Между ангелом и демоном
В МХТ имени Чехова представили первую часть трилогии Сухово-Кобылина Ирина АЛПАТОВА Идея о сценическом воплощении всей драматической трилогии Александра Сухово-Кобылина («Свадьба Кречинского», «Дело» и «Смерть Тарелкина») давно будоражила воображение Олега Табакова. В качестве потенциальных режиссеров рассматривались Юрий Бутусов и Юрий Любимов. В результате же за осуществление идеи взялся молодой латышский режиссер Виестурс Мейкшанс, начавший, естественно, со «Свадьбы Кречинского».
Понятное дело, соблюдена хронология. Но «Свадьба Кречинского» и без этого наиболее популярное произведение Сухово-Кобылина. Другое дело, что во множестве постановок российских театров история эта рассказывается просто и незамысловато, в бытовом ключе. Хотя Сухово-Кобылин – тот еще «бытописатель». Да, он назвал свою трилогию «Картины прошедшего», но был далек от элегического созерцательства, зато зол и язвителен, поскольку мотивы пьес брал из собственной весьма непростой биографии.
Да и со словом «прошедшее» явно поспешил, поскольку ситуации плавно перекочевали в будущее, перейдя в категорию вечных.
Виестурс Мейкшанс, нацелясь на трилогию, естественно, уже и на первую ее часть посмотрел сквозь призму итога. Дальше-то у Сухово-Кобылина сгущались социально—обличительные краски, являлась сатирическая мистика с ее мрачноватым оборотничеством, играми со смертью и воскрешением. Мейкшанс зацепил все это уже с самого начала, поместив героев пьесы на фантасмагорические территории и избавив многих из них от бытовых поведенческих примет.

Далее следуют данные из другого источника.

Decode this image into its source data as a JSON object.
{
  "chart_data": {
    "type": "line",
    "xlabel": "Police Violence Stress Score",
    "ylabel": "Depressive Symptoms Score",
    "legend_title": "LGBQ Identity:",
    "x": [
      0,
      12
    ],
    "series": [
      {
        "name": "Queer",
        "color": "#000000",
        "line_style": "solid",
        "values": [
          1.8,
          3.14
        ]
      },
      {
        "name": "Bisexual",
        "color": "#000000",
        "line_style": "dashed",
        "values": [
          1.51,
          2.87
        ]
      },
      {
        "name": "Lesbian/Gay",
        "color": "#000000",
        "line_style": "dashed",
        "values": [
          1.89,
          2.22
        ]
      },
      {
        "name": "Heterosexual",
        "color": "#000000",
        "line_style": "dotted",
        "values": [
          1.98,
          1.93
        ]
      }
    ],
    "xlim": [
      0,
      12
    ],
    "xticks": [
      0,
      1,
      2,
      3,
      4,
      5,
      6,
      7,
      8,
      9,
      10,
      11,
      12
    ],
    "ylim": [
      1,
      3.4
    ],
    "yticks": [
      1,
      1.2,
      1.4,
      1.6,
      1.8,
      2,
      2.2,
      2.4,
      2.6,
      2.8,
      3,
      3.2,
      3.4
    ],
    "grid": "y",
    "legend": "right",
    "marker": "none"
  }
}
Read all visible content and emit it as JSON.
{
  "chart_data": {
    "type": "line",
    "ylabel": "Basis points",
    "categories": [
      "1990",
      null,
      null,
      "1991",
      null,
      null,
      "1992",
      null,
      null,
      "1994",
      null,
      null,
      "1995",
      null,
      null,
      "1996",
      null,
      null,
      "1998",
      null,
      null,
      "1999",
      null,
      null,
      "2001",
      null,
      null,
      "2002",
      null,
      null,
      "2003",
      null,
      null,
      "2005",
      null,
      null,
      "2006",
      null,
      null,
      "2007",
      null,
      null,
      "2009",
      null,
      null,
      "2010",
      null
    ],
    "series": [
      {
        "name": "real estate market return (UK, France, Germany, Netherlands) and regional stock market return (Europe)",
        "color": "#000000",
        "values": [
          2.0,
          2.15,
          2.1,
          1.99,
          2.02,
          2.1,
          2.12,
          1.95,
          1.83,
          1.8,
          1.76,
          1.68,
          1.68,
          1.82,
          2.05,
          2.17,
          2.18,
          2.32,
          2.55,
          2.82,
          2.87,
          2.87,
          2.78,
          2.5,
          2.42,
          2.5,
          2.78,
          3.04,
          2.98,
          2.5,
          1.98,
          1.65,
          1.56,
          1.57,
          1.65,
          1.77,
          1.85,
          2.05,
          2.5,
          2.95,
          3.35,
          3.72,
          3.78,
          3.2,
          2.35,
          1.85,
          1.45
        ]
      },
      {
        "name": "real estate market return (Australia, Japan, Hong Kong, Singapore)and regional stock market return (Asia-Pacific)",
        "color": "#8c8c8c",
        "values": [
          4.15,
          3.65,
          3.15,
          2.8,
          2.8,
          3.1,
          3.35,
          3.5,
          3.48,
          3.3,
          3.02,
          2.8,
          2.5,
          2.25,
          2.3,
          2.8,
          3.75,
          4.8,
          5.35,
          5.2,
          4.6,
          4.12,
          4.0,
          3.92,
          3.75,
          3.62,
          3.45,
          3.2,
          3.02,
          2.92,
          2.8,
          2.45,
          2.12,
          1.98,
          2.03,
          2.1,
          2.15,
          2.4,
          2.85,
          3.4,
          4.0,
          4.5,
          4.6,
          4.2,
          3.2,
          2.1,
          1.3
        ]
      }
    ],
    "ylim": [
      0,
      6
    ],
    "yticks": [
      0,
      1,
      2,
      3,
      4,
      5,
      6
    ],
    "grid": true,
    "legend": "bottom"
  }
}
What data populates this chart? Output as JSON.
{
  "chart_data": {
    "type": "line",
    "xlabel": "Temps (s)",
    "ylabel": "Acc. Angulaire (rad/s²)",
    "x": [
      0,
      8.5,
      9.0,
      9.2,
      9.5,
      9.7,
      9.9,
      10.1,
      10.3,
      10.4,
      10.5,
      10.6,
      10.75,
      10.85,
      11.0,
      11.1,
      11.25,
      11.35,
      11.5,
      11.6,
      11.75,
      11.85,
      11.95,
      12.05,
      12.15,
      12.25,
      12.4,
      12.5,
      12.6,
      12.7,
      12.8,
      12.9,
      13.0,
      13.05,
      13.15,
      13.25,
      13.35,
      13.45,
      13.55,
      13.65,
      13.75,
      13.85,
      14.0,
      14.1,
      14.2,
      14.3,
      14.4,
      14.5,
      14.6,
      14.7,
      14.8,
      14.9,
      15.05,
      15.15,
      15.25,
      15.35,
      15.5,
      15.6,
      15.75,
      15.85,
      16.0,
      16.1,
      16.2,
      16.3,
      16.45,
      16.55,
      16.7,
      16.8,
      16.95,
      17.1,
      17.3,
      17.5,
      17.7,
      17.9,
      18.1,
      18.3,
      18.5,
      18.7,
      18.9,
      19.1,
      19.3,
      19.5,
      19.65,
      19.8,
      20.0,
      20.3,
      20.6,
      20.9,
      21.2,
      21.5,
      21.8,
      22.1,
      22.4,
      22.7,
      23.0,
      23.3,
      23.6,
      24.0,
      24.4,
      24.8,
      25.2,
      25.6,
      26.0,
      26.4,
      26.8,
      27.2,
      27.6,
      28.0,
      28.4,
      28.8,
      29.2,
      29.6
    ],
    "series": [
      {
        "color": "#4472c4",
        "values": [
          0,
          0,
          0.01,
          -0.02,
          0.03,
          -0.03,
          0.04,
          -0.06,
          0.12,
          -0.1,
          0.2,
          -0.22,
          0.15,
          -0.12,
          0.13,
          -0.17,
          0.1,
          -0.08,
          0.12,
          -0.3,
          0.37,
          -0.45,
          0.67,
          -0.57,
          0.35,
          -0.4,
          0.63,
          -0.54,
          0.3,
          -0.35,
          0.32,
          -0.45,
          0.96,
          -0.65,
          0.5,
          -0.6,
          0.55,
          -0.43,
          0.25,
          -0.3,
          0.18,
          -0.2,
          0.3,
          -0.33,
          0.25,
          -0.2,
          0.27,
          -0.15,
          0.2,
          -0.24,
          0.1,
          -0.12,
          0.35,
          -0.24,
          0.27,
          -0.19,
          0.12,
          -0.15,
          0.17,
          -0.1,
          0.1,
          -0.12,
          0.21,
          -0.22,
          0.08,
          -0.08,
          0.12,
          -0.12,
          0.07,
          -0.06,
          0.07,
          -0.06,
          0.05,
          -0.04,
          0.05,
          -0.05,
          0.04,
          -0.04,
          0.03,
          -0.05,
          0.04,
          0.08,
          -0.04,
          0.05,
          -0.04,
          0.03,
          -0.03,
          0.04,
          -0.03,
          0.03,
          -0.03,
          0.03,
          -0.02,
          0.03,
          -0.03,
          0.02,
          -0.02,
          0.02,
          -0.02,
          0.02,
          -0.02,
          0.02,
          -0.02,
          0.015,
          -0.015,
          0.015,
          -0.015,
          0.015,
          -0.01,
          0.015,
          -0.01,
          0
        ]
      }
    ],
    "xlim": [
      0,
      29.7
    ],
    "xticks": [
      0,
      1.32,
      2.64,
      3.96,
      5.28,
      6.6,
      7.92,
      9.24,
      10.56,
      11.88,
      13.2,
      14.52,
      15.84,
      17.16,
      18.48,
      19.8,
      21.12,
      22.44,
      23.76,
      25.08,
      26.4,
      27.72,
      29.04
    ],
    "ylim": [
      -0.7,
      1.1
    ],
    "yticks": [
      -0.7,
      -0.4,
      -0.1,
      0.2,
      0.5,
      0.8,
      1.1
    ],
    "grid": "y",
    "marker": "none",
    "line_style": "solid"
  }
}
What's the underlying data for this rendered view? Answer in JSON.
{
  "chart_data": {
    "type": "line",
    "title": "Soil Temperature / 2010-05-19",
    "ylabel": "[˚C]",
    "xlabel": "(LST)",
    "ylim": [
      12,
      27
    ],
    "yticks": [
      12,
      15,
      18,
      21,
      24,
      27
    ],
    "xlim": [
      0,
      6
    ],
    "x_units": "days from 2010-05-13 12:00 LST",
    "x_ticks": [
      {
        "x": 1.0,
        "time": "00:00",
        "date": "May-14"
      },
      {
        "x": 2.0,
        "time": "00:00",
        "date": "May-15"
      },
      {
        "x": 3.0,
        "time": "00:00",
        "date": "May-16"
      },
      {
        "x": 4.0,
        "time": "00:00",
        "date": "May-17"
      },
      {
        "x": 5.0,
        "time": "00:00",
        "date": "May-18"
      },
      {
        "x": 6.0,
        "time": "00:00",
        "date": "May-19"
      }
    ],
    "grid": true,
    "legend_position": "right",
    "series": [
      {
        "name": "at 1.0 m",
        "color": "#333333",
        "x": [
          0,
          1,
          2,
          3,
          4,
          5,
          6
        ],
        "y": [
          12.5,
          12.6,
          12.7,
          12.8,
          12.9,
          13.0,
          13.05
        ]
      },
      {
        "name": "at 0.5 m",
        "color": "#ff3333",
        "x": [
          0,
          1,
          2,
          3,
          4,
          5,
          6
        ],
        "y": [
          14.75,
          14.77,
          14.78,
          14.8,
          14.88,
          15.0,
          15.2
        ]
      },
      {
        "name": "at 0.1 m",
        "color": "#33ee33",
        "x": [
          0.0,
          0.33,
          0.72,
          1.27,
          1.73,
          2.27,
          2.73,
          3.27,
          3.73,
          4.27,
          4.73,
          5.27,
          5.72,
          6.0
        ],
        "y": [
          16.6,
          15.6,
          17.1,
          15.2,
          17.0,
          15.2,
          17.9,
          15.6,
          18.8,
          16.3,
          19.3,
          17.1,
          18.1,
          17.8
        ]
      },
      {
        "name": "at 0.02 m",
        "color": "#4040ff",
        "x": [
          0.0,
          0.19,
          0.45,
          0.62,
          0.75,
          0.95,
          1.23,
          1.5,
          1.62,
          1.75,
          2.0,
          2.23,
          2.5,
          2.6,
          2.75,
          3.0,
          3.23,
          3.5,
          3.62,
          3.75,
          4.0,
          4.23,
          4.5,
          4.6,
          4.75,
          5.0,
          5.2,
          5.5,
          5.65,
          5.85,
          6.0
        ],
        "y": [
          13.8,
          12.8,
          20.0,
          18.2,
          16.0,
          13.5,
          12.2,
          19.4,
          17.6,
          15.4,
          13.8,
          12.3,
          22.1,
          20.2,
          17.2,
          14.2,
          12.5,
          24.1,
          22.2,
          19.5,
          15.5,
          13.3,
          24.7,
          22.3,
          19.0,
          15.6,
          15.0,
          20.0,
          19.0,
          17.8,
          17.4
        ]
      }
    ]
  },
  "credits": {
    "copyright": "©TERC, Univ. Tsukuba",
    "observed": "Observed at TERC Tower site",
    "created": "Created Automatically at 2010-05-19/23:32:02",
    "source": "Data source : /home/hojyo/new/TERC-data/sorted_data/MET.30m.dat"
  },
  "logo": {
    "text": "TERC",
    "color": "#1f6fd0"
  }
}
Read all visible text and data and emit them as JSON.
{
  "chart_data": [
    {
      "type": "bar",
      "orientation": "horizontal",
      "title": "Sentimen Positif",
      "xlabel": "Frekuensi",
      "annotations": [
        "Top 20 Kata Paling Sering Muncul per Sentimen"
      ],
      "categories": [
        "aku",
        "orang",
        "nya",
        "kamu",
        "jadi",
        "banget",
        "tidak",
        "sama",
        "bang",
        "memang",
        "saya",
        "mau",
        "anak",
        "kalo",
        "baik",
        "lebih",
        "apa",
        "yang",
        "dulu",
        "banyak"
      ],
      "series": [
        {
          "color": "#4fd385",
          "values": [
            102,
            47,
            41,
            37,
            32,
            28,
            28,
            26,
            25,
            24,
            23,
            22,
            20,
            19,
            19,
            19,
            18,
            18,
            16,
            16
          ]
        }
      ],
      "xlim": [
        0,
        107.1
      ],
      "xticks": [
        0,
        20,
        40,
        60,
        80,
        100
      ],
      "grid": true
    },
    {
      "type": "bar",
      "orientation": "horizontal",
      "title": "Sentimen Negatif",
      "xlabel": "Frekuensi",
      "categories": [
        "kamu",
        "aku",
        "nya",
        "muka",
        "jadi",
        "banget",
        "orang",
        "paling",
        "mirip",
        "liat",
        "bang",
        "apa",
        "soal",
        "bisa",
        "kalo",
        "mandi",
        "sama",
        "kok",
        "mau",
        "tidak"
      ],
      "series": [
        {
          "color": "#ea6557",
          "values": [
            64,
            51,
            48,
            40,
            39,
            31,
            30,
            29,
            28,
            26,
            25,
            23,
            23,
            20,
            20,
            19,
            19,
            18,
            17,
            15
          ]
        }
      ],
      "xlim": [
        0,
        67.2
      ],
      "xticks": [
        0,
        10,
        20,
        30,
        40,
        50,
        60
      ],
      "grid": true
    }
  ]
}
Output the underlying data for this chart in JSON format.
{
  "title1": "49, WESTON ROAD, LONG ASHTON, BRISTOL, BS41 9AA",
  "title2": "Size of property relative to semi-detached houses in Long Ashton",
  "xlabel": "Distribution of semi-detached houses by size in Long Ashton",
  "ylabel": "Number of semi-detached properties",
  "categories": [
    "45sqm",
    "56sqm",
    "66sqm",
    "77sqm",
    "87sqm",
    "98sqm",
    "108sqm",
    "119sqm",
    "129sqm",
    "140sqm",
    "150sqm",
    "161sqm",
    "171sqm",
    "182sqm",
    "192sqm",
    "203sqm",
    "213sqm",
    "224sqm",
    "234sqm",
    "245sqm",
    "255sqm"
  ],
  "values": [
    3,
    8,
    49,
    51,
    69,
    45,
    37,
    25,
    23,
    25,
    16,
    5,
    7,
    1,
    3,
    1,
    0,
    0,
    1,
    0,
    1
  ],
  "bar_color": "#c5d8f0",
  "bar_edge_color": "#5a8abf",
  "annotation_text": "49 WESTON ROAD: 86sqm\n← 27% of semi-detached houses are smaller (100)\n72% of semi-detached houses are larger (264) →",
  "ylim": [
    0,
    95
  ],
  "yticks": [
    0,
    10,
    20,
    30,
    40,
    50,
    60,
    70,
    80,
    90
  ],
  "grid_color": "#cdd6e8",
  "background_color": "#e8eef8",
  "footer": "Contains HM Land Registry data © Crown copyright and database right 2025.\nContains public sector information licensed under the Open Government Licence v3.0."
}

Сценограф Рейнис Сухановс сочинил два полярных пространства для жилищ Муромских и Кречинского. Первое похоже на тесный и узкий склеп с серыми стенами и лежащим на головах потолком. Явно не место для жизни в ее полноценном понимании, к тому же в финале первого действия все это медленно опускается в неведомую глубину сцены. Да и герои, за исключением, пожалуй, Муромского (Николай Чиндяйкин), тоже, кажется, обитают в каких-то параллельных мирах. Застывшая монументальной статуей Атуева (Янина Колесниченко) с выдающимся бюстом, золотыми зубами и прической советских «официальных» дам.
Только хорошо заученные жесты, иллюстрирующие не менее заученные речи, способны обозначить одушевленность статуи. Лидочка (Наташа Швец) является встрепанной ведьмочкой, способной обернуться пылкой русалкой в зеленом платье. Все время падающий от собственного нервного возбуждения Нелькин (Александр Усов) похож на суетливого зомби.
Подлинность страстей, мыслей и поступков смикширована экстравагантностью повадок, но до конца, впрочем, не скрыта.
Но вот вам «квартирка» Кречинского (Александр Голубев) – пространство для мифических великанов, в котором люди реальные кажутся копошащимися где-то внизу муравьями. Встроенный в холодную кафельную стену гигантский холодильник словно бы открывает дверцу в иные пространства. Впрочем, дверь реальная, до ручки которой без стремянки не дотянуться, открывается тоже не на московскую улицу, но во что-то темное, мрачное, загадочное, с засохшим деревом у входа, с воронами, это дерево облепившими.
Это жилище – тоже некое подобие не склепа даже, но его предвестника – гипертрофированного морга.
Там хозяйничает мрачная старуха Федора (Ольга Барнет), при любом движении снаружи хватающаяся за ружье. В нее уже обернулся прописанный автором слуга Федор. Там отчебучивает свои пластические вариации «мелкий бес» Расплюев (Игорь Хрипунов).
А вот главный интриган Кречинский в исполнении Голубева здесь вышел фигурой спорной. Кого же хотел сделать из Кречинского Мейкшанс, пока до конца не понятно. Вроде бы фигура отчасти «демоническая», хотя и в комическом варианте, – с кровавой подкладкой плаща, уходами «под землю» в дымовой завесе, с собственным оркестром в придачу ко всему. С другой стороны – мягкая неопределенность речей и поступков, явно не подтверждающая задатков коварного короля интриги. Получилось серое обтекаемое «нечто», непонятно по каким причинам всех вокруг заворожившее.
Хотя, может быть, именно в этом и кроется режиссерский замысел: мол, все мы идем за неясной серой тенью, ломая собственные судьбы ради чего-то призрачного, в реальности отсутствующего, но манящего за горизонты этой реальности.
Впрочем, оценить общий масштаб режиссерской картины удастся лишь по завершении проекта. Но уж во всяком случае не хочется разочарованно закрывать сценическую книгу на середине, потому что грядущее продолжение явно интригует.